In these next two posts, we’re going to be looking at an aspect crucial to world-building that doesn’t always get the attention it deserves, or it gets too much, and both of those are dangerous. I’m talking about the info dump. There is a fine line between giving too much and not giving enough, and right there in the center is the sweet spot of world exposition.
Today we’re going to be looking at the dangers of too much world-building through the novel Ready Player One. Let’s log in to the OASIS and see what’s going on.
If you’re unfamiliar with Ready Player One by Ernest Cline, the year is 2045 and the world’s turned to shit. Most people now spend most of their time logged into a virtual reality universe called the OASIS, where people can go to school, work, or play as they want. When the creator of the OASIS, Halliday, died, he leaves an Easter Egg in the OASIS that, when found, will grant the winner his entire fortune. The novel follows Wade Watts in his search for the Easter Egg.
Part of the premise of the hunt for the Easter Egg, is that in order to find it you need to know about everything Halliday and the things he loved. And Halliday had obsessive love for everything geeky in the 70s. As would be expected, Wade subsequently also has an obsessive knowledge of these things, and that is the failure of an otherwise enjoyable book.
The info dump is a basically tightrope the author walks, because when you’ve created a world that doesn’t match reality or doesn’t follow the rules as the reader knows them, then you have to inform the reader how this world works. Too little information and the reader gets confused, but the info dump can also be distracting if too much information is given all together at the expense of moving the plot forward.
The best option is to create smaller info dumps spread throughout the book/series. This way you can introduce information necessary without overwhelming the reader. If the information can be integrated into dialogue or other primary plot events, that’s the best way to avoid pulling the reader out of the story in order to explain the world.
That is the goal when giving information. Make it a part of the story, not an addition.
Perhaps the hardest part of world building is knowing the difference between what the author needs to know in order to create a consistent and fleshed-out world and what the readers need to know in order to understand that world. That determines how much information needs to be in the story and how you present it.
Sadly, Ready Player One doesn’t know the difference. Everything about this world is presented to the reader is extreme detail, and the beginning of the book suffers for it. When I recommend someone read it, I always make sure to warn them that the beginning is very slow but it gets much better once the action starts. And it does. It just takes far too long for the action to start.

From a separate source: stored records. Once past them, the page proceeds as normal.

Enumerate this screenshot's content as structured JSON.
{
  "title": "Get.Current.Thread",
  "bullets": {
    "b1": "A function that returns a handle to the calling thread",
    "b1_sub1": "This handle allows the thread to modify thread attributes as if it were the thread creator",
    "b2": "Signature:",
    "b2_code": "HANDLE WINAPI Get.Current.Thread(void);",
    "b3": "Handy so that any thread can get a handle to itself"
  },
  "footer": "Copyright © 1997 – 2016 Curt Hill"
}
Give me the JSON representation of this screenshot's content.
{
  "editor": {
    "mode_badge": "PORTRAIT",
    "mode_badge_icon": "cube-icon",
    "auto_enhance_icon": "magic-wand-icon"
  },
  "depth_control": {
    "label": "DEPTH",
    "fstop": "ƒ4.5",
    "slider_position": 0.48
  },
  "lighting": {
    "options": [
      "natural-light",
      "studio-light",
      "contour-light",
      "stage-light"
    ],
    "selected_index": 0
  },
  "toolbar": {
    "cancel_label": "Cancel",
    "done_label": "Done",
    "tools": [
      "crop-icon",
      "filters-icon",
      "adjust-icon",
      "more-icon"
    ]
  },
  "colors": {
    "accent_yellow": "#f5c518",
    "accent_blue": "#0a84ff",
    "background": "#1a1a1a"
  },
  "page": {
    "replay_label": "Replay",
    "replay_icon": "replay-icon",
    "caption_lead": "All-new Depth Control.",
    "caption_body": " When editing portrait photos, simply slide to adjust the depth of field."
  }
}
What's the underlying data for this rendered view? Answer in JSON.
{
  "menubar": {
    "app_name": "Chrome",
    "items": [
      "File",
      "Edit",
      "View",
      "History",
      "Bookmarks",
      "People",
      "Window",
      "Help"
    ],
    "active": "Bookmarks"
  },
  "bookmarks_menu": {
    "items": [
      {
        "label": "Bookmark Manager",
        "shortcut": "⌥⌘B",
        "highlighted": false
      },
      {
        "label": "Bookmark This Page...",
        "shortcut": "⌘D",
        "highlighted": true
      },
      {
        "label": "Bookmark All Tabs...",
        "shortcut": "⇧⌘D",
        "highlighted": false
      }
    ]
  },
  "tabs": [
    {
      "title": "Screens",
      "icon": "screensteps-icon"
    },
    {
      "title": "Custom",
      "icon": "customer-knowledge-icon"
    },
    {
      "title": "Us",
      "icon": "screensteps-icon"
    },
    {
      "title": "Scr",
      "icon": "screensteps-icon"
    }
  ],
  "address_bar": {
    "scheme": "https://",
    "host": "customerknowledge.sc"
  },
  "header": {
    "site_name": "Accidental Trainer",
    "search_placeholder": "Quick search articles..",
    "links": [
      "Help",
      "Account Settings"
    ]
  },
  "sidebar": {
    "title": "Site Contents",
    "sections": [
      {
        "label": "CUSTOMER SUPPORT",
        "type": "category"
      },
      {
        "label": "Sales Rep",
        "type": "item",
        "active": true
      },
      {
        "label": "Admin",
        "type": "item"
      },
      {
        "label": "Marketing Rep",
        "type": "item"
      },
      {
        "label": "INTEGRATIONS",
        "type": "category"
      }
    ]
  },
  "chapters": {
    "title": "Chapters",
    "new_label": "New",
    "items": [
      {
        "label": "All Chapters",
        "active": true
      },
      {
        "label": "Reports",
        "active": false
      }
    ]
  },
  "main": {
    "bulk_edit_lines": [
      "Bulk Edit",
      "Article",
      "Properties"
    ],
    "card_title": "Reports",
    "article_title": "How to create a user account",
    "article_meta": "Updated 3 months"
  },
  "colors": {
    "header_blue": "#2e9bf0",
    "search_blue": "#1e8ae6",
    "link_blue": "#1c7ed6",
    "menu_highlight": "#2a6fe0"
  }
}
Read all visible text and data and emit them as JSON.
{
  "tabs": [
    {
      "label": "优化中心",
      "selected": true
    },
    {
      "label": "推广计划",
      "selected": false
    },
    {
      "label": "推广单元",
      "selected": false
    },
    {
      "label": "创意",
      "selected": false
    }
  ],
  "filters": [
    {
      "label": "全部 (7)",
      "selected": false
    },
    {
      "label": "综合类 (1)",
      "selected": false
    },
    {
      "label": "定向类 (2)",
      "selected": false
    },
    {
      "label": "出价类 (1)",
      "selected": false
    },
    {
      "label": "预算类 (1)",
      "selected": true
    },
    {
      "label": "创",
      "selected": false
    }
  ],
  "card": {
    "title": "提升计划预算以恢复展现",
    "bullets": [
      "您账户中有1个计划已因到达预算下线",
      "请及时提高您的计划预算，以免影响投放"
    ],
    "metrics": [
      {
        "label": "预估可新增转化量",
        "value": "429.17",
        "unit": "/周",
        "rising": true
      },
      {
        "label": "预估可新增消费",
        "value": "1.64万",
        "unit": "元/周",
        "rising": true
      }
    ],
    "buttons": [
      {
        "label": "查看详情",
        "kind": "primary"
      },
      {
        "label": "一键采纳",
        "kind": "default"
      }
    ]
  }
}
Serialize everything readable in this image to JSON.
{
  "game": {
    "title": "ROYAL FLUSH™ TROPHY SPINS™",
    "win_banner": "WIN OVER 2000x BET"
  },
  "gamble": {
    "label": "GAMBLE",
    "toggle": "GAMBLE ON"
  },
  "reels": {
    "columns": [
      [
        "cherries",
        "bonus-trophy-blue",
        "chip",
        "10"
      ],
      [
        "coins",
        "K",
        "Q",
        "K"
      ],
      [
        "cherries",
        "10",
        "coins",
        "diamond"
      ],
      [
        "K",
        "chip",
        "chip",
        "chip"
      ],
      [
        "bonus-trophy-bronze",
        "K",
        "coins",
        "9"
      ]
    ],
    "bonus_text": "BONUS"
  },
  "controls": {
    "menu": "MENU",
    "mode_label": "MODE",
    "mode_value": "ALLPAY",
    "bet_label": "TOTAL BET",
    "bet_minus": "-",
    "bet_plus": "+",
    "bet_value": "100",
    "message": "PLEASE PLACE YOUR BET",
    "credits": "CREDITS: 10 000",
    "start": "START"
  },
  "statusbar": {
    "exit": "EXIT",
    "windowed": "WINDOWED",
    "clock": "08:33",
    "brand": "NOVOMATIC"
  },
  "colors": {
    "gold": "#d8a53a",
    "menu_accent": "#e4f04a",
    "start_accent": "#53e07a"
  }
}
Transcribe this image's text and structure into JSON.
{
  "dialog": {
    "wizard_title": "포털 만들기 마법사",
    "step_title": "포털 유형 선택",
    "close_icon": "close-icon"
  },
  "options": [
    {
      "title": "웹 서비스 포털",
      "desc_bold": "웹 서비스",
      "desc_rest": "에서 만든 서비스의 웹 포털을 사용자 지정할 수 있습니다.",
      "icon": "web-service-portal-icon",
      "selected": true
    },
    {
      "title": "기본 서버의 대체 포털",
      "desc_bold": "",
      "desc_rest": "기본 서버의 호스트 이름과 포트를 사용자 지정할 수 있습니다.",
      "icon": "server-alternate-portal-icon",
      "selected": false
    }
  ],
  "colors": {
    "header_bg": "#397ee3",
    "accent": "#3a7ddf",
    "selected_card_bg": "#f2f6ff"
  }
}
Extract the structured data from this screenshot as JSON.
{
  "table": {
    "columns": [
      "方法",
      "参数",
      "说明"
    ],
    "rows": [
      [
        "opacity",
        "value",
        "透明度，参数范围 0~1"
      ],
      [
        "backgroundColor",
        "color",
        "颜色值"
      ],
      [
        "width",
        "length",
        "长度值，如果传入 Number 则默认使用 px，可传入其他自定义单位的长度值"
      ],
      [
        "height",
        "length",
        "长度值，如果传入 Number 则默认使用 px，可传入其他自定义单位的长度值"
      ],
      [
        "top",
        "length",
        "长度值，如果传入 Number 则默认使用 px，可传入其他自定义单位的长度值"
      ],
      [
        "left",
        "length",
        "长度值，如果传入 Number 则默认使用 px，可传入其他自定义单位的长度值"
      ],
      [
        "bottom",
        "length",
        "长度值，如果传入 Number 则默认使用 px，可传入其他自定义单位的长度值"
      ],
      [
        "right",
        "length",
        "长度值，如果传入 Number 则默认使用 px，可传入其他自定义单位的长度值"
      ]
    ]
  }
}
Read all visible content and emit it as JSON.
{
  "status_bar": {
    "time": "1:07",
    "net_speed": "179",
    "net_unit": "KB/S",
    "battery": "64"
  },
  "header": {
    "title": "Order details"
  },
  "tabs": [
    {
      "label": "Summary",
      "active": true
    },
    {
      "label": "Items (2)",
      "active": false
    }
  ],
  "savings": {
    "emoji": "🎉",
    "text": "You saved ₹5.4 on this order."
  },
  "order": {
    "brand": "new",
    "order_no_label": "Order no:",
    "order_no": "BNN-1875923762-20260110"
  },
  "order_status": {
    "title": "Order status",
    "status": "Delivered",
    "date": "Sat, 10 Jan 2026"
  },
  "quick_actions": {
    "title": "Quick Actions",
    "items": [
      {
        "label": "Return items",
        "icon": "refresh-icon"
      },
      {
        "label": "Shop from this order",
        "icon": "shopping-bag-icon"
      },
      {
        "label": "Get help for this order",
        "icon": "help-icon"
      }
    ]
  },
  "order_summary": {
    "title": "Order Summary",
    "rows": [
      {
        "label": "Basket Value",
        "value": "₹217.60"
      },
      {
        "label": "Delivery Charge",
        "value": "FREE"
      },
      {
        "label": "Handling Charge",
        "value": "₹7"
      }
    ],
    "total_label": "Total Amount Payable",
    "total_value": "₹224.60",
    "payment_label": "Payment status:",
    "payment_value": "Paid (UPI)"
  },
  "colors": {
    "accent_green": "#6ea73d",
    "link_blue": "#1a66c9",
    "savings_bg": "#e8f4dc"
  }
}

The book begins with the reader being told that Wade is the first person to get the first key to the Easter Egg hunt, but then the reader is put through several chapters of almost pure world-building. So much so that I honestly wondered at one point when I’d get to see Wade actually finding the key that we were told about in the opening of the book.
A great deal of the information in these chapters is important—to the author. It is not as important to the reader. Is it interesting? To an extent, but when it blocks the progression of the story, it’s not necessary to the reader.
What is necessary could have been better told throughout the novel instead of all together at the beginning in one big info dump. Not just because it slows the beginning of the novel—a vital area to catch the reader’s attention—but also because it makes it harder for the reader to remember the parts they need to know. I found myself several times trying to remember a single fact or reference mentioned early on that has suddenly become relevant to the plot.
Ready Player One could have benefited from one early reader who said, “I don’t need to know this.” This is where a good writing group or editor comes into play, because the author does need to know this information. It’s creates the world the characters live in and determines how they interact with it, but don’t let that interfere with the story you’re trying to tell your readers.